On Tue, 15 Nov 2005, Andrew Morton wrote:
>
> It occurs to me that we can do the above if (__GNUC__ > 2), or whatever.
>
> That way, the only people who have a 4-byte-larger pageframe are those who
> use CONFIG_PREEMPT, NR_CPUS>=4 and gcc-2.x.y. An acceptably small
> community, I suspect.
I can't really think of this at the moment (though the PageReserved
fixups going smoother this evening). Acceptably small community, yes.
But wouldn't it plunge us into the very mess of wrappers we were trying
to avoid with anony structunions, to handle the __GNUC__ differences?
Hugh
Hugh Dickins <[email protected]> wrote:
>
> On Tue, 15 Nov 2005, Andrew Morton wrote:
> >
> > It occurs to me that we can do the above if (__GNUC__ > 2), or whatever.
> >
> > That way, the only people who have a 4-byte-larger pageframe are those who
> > use CONFIG_PREEMPT, NR_CPUS>=4 and gcc-2.x.y. An acceptably small
> > community, I suspect.
>
> I can't really think of this at the moment (though the PageReserved
> fixups going smoother this evening). Acceptably small community, yes.

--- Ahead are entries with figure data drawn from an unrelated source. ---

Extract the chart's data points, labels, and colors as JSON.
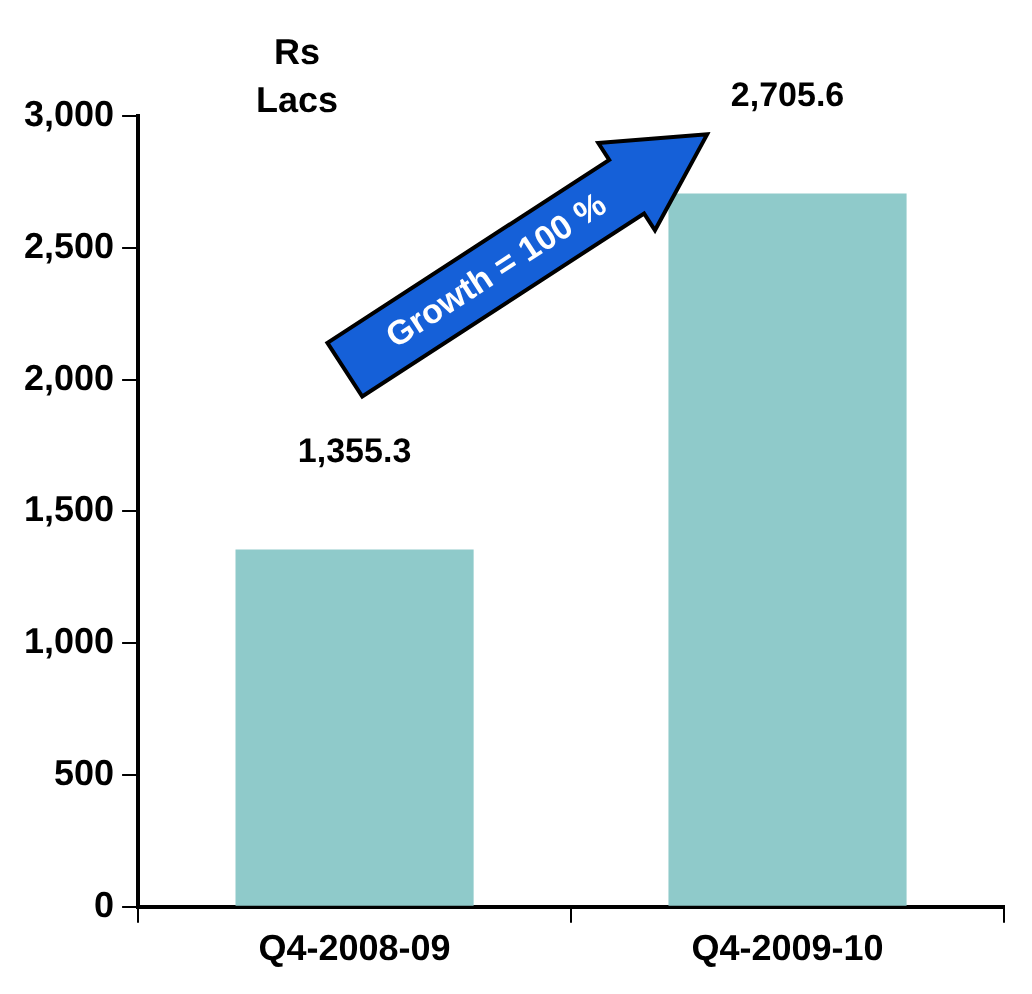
{
  "chart_data": {
    "type": "bar",
    "ylabel": "Rs\nLacs",
    "categories": [
      "Q4-2008-09",
      "Q4-2009-10"
    ],
    "values": [
      1355.3,
      2705.6
    ],
    "color": "#8fcaca",
    "value_labels": [
      "1,355.3",
      "2,705.6"
    ],
    "ylim": [
      0,
      3000
    ],
    "yticks": [
      0,
      500,
      {
        "value": 1000,
        "label": "1,000"
      },
      {
        "value": 1500,
        "label": "1,500"
      },
      {
        "value": 2000,
        "label": "2,000"
      },
      {
        "value": 2500,
        "label": "2,500"
      },
      {
        "value": 3000,
        "label": "3,000"
      }
    ],
    "grid": false,
    "legend": false,
    "annotations": [
      "Growth = 100 %"
    ]
  }
}
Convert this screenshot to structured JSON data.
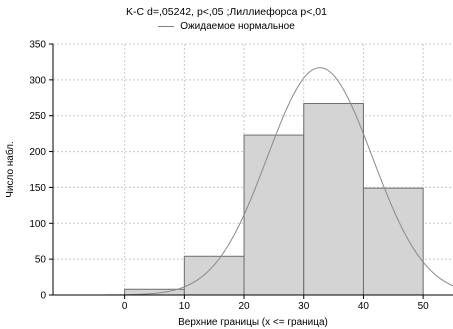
{
  "chart_data": {
    "type": "bar",
    "title": "K-C d=,05242, p<,05 ;Лиллиефорса p<,01",
    "xlabel": "Верхние границы (x <= граница)",
    "ylabel": "Число набл.",
    "legend": [
      {
        "label": "Ожидаемое нормальное",
        "style": "line",
        "color": "#7f7f7f"
      }
    ],
    "legend_position": "top-center",
    "bins": [
      {
        "from": 0,
        "to": 10,
        "value": 8
      },
      {
        "from": 10,
        "to": 20,
        "value": 54
      },
      {
        "from": 20,
        "to": 30,
        "value": 223
      },
      {
        "from": 30,
        "to": 40,
        "value": 267
      },
      {
        "from": 40,
        "to": 50,
        "value": 149
      }
    ],
    "expected_normal": {
      "mean": 32.7,
      "sd": 8.8,
      "peak": 317
    },
    "xlim": [
      -12,
      55
    ],
    "ylim": [
      0,
      350
    ],
    "xticks": [
      "0",
      "10",
      "20",
      "30",
      "40",
      "50"
    ],
    "yticks": [
      "0",
      "50",
      "100",
      "150",
      "200",
      "250",
      "300",
      "350"
    ],
    "grid": true,
    "bar_color": "#d4d4d4",
    "bar_edge_color": "#6e6e6e",
    "curve_color": "#8a8a8a"
  }
}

> But wouldn't it plunge us into the very mess of wrappers we were trying
> to avoid with anony structunions, to handle the __GNUC__ differences?
Nope, all the changes would be constrained to the definition of struct
page, and struct page is special.
struct page {
...
#if __GNUC__ > 2
union {
spinlock_t ptl;
struct {
unsigned long private;
struct address_space *mapping;
}
}
#else
union {
unsigned long private;
spinlock_t ptl;
} u;
struct address_space *mapping;
#endif
and
#if __GNUC__ > 2
#define page_private(page) ((page)->private)
#define set_page_private(page, v) ((page)->private = (v))
#else
#define page_private(page) ((page)->u.private)
#define set_page_private(page, v) ((page)->u.private = (v))
#endif
Of course, adding "u." and "u.s." all over the place would be a sane
solution, but we can do that later - I'm sure we'll be changing struct page
again.
View the above as "a space optimisation made possible by gcc-3.x".